Vom furchterregenden altnordischen Riesen zum Spielzeug mit bunten Haaren: Ein Buch widmet sich dem Mythos Troll.


Der "Troll, der darüber grübelt, wie alt er ist" (links), gezeichnet von Theodor Kittelsen, 1911.

Echte Trolle trifft man heute nur noch selten. Versteinerte Exemplare zeigen sich bei Gelegenheit im dämmrigen Lichtspiel der Wälder Islands - berichten Isländer und Urlaubsreisende. Auf dem norwegischen Festland gelten sie als ausgestorben. Sie standen dem Fortschritt im Weg, sagt uns der Animationsfilm "Der letzte Troll Norwegens". Darin beschließen drei junge Ziegen, einen alten Troll, der unter einer Brücke dahinvegetiert, zu vertreiben. Was sie nicht wissen, ist, dass er der Letzte seiner Art ist. Für Urlaubsreisende ist wiederum neu, dass die Felsformationen der Fjorde ein Produkt seiner trolligen Träume sind: Die Erhebungen der Gletscher-geprägten Landschaften sind nämlich in Wahrheit die Hüften von echten versteinerten Troll-Mädchen.

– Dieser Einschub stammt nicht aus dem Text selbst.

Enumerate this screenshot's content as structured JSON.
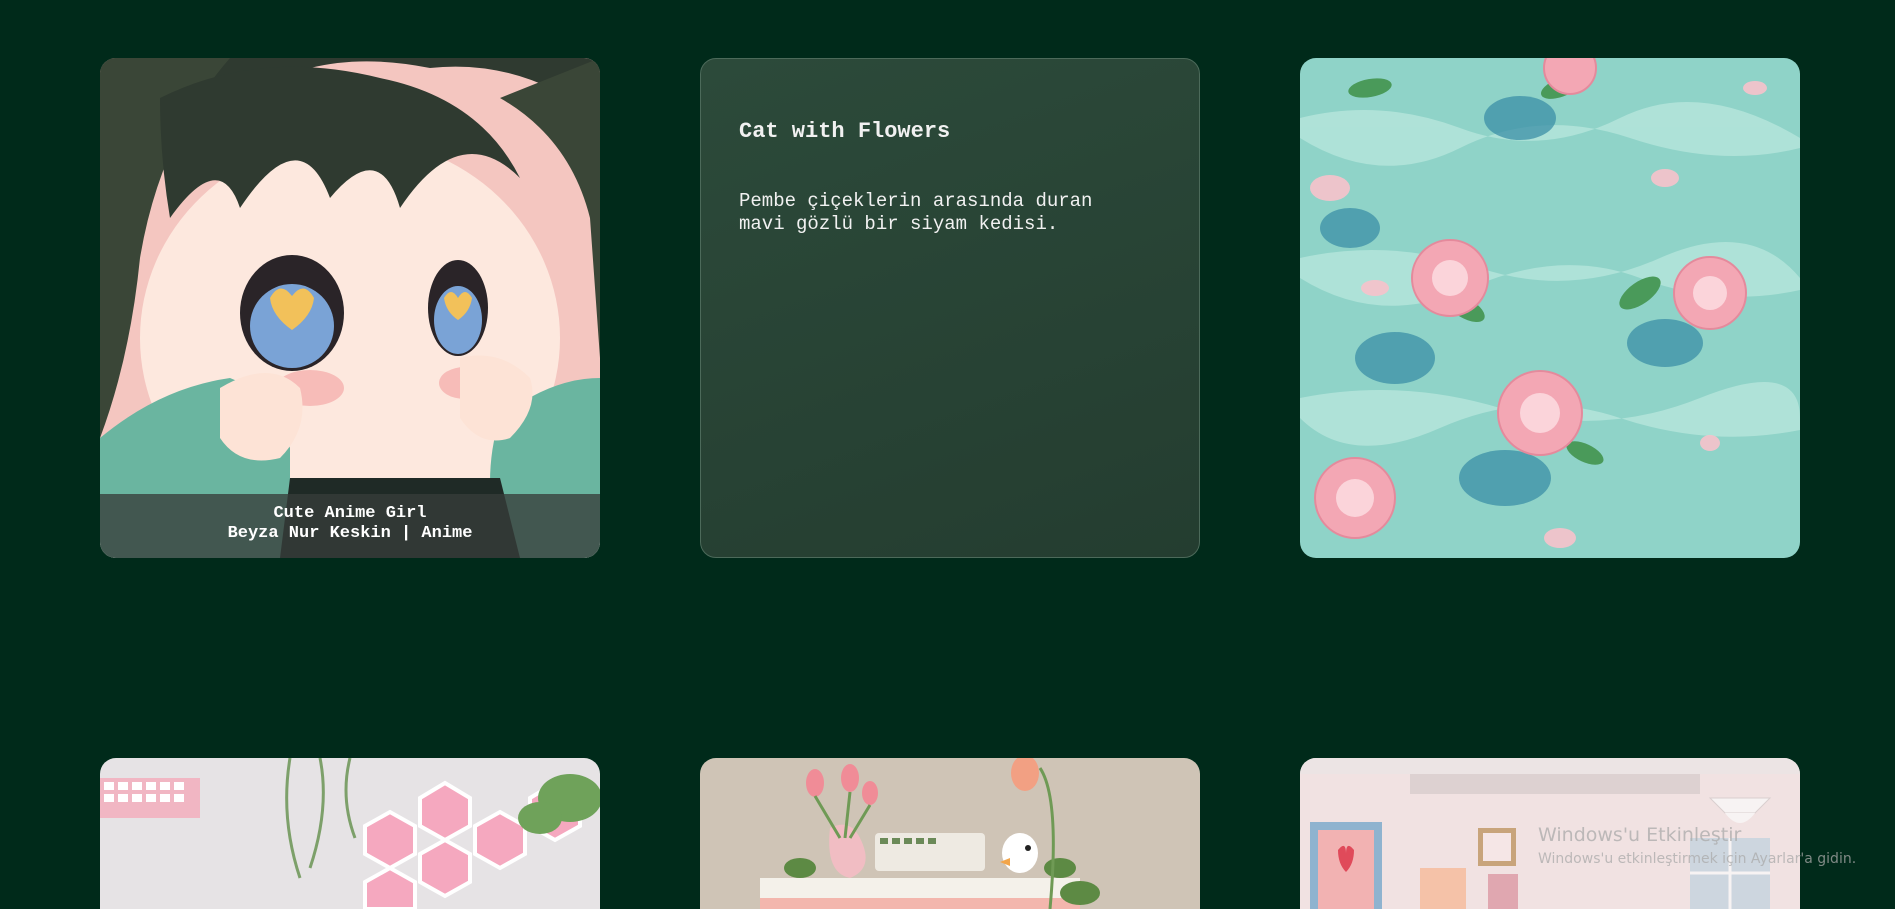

Trolle in angewandelter Form fänden sich allenthalben, schreibt Rudolf Simek in seiner im Böhlau Verlag erschienenen Monografie "Trolle". Die Bandbreite reiche "von putzigen kleinen Gummifigürchen mit neonfarbenen Haaren bis zu den filmisch in Szene gesetzten riesigen Kampfmaschinen in Tolkiens ‚Der Herr der Ringe‘-Trilogie, von harmlosen Waldvölkchen schwedischer Kinderbuchserien bis zu den aggressiven Trollen von Volksmärchen, die unter Brücken hausen und arme Ziegenböcke fressen". Woher kommen die Trolle? Der in Wien geborene Professor der Abteilung für Skandinavistik der Universität Bonn geht den mythischen Ursprüngen dieser riesenhaften Wesen auf den Grund und erzählt ihre Geschichte bis in die Gegenwart.

Wurzeln im Wikingerleben

Kleine Trollpuppen mit neonfarbenen Haaren, die erstmals 1968 auf den Markt kamen.

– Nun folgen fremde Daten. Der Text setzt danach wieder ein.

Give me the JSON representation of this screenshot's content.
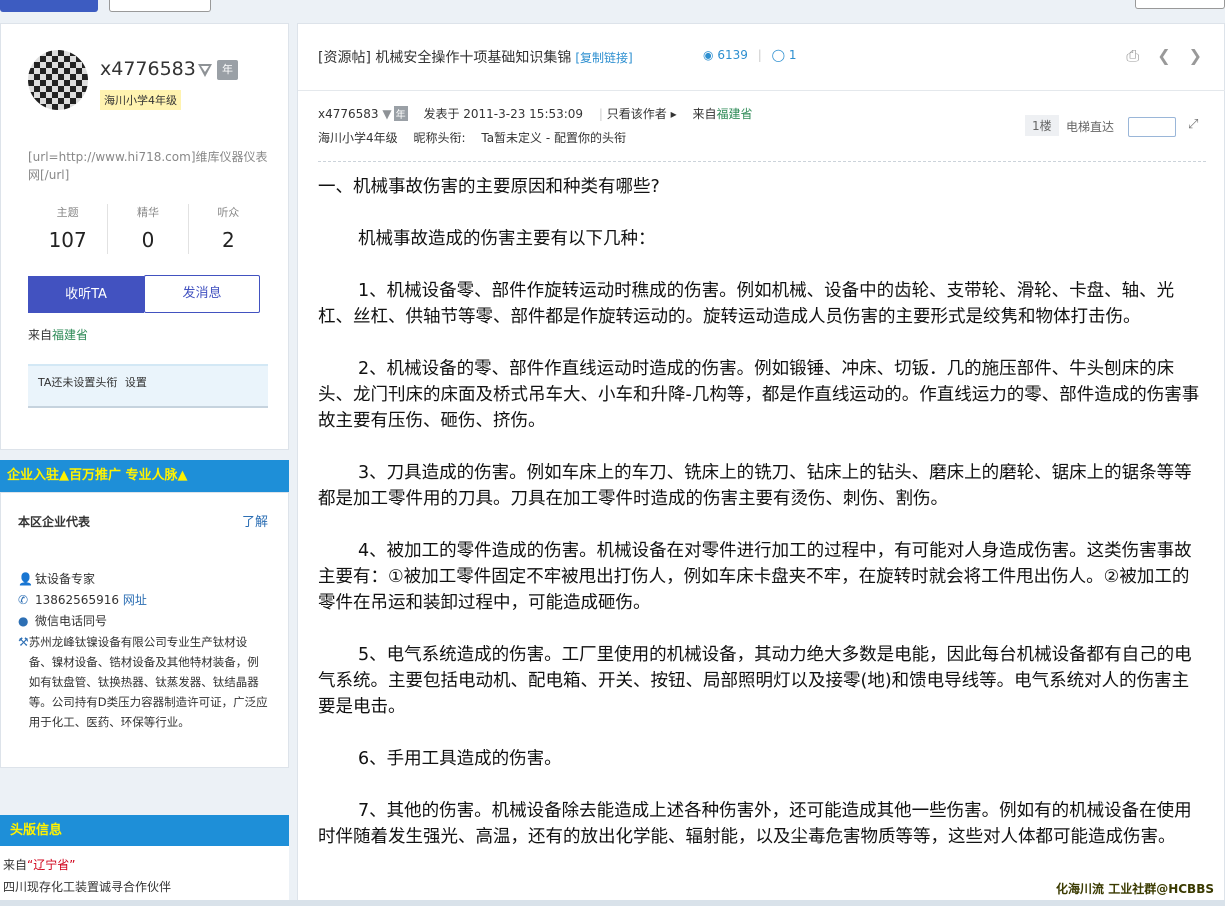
{
  "profile": {
    "username": "x4776583",
    "year_badge": "年",
    "grade": "海川小学4年级",
    "signature": "[url=http://www.hi718.com]维库仪器仪表网[/url]",
    "stats": [
      {
        "label": "主题",
        "value": "107"
      },
      {
        "label": "精华",
        "value": "0"
      },
      {
        "label": "听众",
        "value": "2"
      }
    ],
    "follow_label": "收听TA",
    "message_label": "发消息",
    "from_prefix": "来自",
    "from_location": "福建省",
    "headline_text": "TA还未设置头衔",
    "headline_set": "设置"
  },
  "enterprise": {
    "banner": "企业入驻▲百万推广 专业人脉▲",
    "title": "本区企业代表",
    "more": "了解",
    "contact_name": "钛设备专家",
    "phone": "13862565916",
    "website": "网址",
    "wechat": "微信电话同号",
    "description": "苏州龙峰钛镍设备有限公司专业生产钛材设备、镍材设备、锆材设备及其他特材装备，例如有钛盘管、钛换热器、钛蒸发器、钛结晶器等。公司持有D类压力容器制造许可证，广泛应用于化工、医药、环保等行业。"
  },
  "headlines": {
    "banner": "头版信息",
    "from_prefix": "来自",
    "from_location": "“辽宁省”",
    "text": "四川现存化工装置诚寻合作伙伴"
  },
  "post": {
    "title": "[资源帖] 机械安全操作十项基础知识集锦",
    "copy_link": "[复制链接]",
    "views": "6139",
    "replies": "1",
    "author": "x4776583",
    "author_year_badge": "年",
    "posted": "发表于 2011-3-23 15:53:09",
    "only_author": "只看该作者",
    "from_prefix": "来自",
    "from_location": "福建省",
    "author_grade": "海川小学4年级",
    "nickname_label": "昵称头衔:",
    "nickname_value": "Ta暂未定义 - 配置你的头衔",
    "floor": "1楼",
    "elevator_label": "电梯直达",
    "paragraphs": [
      "一、机械事故伤害的主要原因和种类有哪些?",
      "机械事故造成的伤害主要有以下几种：",
      "1、机械设备零、部件作旋转运动时穛成的伤害。例如机械、设备中的齿轮、支带轮、滑轮、卡盘、轴、光杠、丝杠、供轴节等零、部件都是作旋转运动的。旋转运动造成人员伤害的主要形式是绞隽和物体打击伤。",
      "2、机械设备的零、部件作直线运动时造成的伤害。例如锻锤、冲床、切钣．几的施压部件、牛头刨床的床头、龙门刊床的床面及桥式吊车大、小车和升降-几构等，都是作直线运动的。作直线运力的零、部件造成的伤害事故主要有压伤、砸伤、挤伤。",
      "3、刀具造成的伤害。例如车床上的车刀、铣床上的铣刀、钻床上的钻头、磨床上的磨轮、锯床上的锯条等等都是加工零件用的刀具。刀具在加工零件时造成的伤害主要有烫伤、刺伤、割伤。",
      "4、被加工的零件造成的伤害。机械设备在对零件进行加工的过程中，有可能对人身造成伤害。这类伤害事故主要有：①被加工零件固定不牢被甩出打伤人，例如车床卡盘夹不牢，在旋转时就会将工件甩出伤人。②被加工的零件在吊运和装卸过程中，可能造成砸伤。",
      "5、电气系统造成的伤害。工厂里使用的机械设备，其动力绝大多数是电能，因此每台机械设备都有自己的电气系统。主要包括电动机、配电箱、开关、按钮、局部照明灯以及接零(地)和馈电导线等。电气系统对人的伤害主要是电击。",
      "6、手用工具造成的伤害。",
      "7、其他的伤害。机械设备除去能造成上述各种伤害外，还可能造成其他一些伤害。例如有的机械设备在使用时伴随着发生强光、高温，还有的放出化学能、辐射能，以及尘毒危害物质等等，这些对人体都可能造成伤害。"
    ]
  },
  "watermark": "化海川流 工业社群@HCBBS"
}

Trollvorstellungen haben ihre Wurzeln in den isländischen Vorzeitsagas. Dabei handelt es sich um fiktive Abenteuergeschichten des Mittelalters, die aus dem Wikingerleben von etwa 793 bis 1066 schöpfen und in einer Vorzeit spielen, bevor die Insel besiedelt wurde. Damals war alles möglich - nämlich auch Troll-Begegnungen und Abenteuer.

Schriftlich wurden Trolle erstmals vor etwa 1000 Jahren als Sub-Gattung der Riesen erwähnt. Anders als der Urriese, der von der Urkuh abstammt und die Welt erschuf, zählen altskandinavische Trolle ähnlich wie Zwerge und Elfen zur Gattung humanoider Wesen der niederen Mythologie. Körperlich sind sie groß, aber nicht zu groß, um nicht von einem menschlichen Helden besiegt werden zu können. Sie sind zauberisch und können sich unsichtbar machen, jedoch böse und boshaft und sie versuchen, ihre Gegner in die Irre zu leiten. Es gibt gemeingefährliche, tödliche Trolle und Trolle mit Spieltrieb. In jedem Fall haben sie äußerst eigentümliche Sitten.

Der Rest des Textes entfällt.